I soldi sono pochi, così pochi che riesce a tornare a Palermo una sola volta: l’anno successivo alla sua partenza in occasione della morte del padre. Anche i rapporti con i familiari, inizialmente tenuti vivi attraverso il telefono, si sfilacciano fino a diventare un melanconico ricordo. Si, quando è morto suo fratello ha sentito qualcosa dentro ma la crudeltà della  lontananza ha preso il sopravvento.

Mimmo lavora  spesso in nero, in pochi gli versano i contributi, l’età della pensione è prossima, le forze per lavorare incominciano a mancare. I Navigli stanno diventando un luogo alla moda, non c’è più posto per i poveri: il padrone di casa gli aumenta l’affitto, lui resiste fino a quando può… poi la procedura di sfratto lo butta fuori. Gli amici lo ospitano, un  po’ da uno e un po’ dall’altro, passano due anni. Domenico non può continuare così: è un uomo alla deriva, documenti scaduti, senza casa, senza soldi,

Qualcuno gli suggerisce di rivolgersi alla casa di Viale Ortles dove arriva il 2 novembre 1999, il cielo è grigio quel giorno, e qui, come dice lui, lo mettono a posto, gli restituiscono la dignità.

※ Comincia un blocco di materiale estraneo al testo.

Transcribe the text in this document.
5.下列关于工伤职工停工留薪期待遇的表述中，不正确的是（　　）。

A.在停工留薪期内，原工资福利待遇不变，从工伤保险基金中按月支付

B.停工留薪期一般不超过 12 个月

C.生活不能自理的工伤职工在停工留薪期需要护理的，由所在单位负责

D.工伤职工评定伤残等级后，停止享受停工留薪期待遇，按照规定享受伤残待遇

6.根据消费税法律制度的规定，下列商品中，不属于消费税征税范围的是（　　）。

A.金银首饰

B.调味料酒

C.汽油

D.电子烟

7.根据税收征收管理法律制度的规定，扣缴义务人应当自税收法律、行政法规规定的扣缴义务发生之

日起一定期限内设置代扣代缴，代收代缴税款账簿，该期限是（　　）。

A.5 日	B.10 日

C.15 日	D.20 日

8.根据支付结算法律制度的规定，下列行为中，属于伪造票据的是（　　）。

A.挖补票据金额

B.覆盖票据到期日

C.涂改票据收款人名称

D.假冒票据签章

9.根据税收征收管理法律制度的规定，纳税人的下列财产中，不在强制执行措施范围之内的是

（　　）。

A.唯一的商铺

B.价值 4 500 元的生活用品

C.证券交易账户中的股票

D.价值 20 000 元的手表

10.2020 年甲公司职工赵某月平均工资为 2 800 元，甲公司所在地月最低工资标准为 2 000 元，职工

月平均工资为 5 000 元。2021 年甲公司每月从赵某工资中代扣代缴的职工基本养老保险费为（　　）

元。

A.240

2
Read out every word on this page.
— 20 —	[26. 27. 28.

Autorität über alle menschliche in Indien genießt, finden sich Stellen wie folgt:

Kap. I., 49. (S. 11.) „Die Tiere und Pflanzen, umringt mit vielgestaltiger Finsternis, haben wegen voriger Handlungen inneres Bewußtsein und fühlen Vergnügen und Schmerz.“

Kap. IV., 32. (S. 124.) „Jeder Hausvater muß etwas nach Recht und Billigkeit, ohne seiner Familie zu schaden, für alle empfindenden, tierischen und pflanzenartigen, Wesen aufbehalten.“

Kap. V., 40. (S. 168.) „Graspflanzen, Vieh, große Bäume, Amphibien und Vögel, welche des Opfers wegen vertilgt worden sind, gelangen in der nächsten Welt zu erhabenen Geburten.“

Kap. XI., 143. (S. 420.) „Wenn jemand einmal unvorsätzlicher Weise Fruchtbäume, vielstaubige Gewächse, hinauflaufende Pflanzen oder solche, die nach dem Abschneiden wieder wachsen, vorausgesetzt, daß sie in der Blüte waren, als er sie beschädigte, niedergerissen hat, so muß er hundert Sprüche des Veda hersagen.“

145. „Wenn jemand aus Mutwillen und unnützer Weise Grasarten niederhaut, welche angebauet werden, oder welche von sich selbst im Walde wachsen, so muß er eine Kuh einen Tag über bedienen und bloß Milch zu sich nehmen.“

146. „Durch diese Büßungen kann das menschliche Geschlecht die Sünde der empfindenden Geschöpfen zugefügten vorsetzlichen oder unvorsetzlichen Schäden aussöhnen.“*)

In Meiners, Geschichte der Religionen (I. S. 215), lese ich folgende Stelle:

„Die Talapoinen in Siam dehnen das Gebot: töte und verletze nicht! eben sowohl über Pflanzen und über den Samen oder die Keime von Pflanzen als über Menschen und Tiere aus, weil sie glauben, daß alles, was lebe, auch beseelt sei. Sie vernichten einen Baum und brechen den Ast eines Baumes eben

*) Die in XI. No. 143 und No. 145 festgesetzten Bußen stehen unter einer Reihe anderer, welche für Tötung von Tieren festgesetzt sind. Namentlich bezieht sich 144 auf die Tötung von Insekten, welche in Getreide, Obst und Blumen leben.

Del suo passato non rimane traccia, in quei due anni di vagabondaggio, da una casa a un’altra, ha perso tutto, non ha più neanche una foto.

I primi tempi, durante il giorno, andava al centro diurno della Cardinale Ferrari, vicino alla Centrale del Latte: qui mangiava, passava il tempo e a volte gli trovavano qualche lavoretto. Con quello che guadagnava si permetteva qualche pranzo in trattoria. I suoi piatti preferiti erano gli spaghetti al pomodoro e i bucatini all’amatriciana.

Faceva anche brevi passeggiate: piazza Bonomelli, Corvetto, corso Lodi, andava a prendere un caffè e poi si sedeva su una panchina e attaccava discorso con chi stava li.

Adesso, non sta più molto bene e la vista è calata così tanto che non riesce più a leggere. A giorni  ha l’appuntamento con l’oculista per fissare l’operazione che risolverà il suo problema. Per il momento, però, non può allontanarsi dalla casa che lo ospita. Esce ma va fino alla fermata dell’autobus e poi torna indietro. All’interno della residenza non ha stretto amicizia con nessuno, saluta tutti, è educato con tutti, ma preferisce stare da solo.

“Mimmo cosa pensa tutto il giorno?”

“A niente, alla sigaretta che fumerò tra poco e alla visita dall’oculista. Non rimpiango nulla: sì, forse la gioventù, ma per il resto non mi manca niente, sto bene: è andata così e me la tengo così, non cambierei nulla”.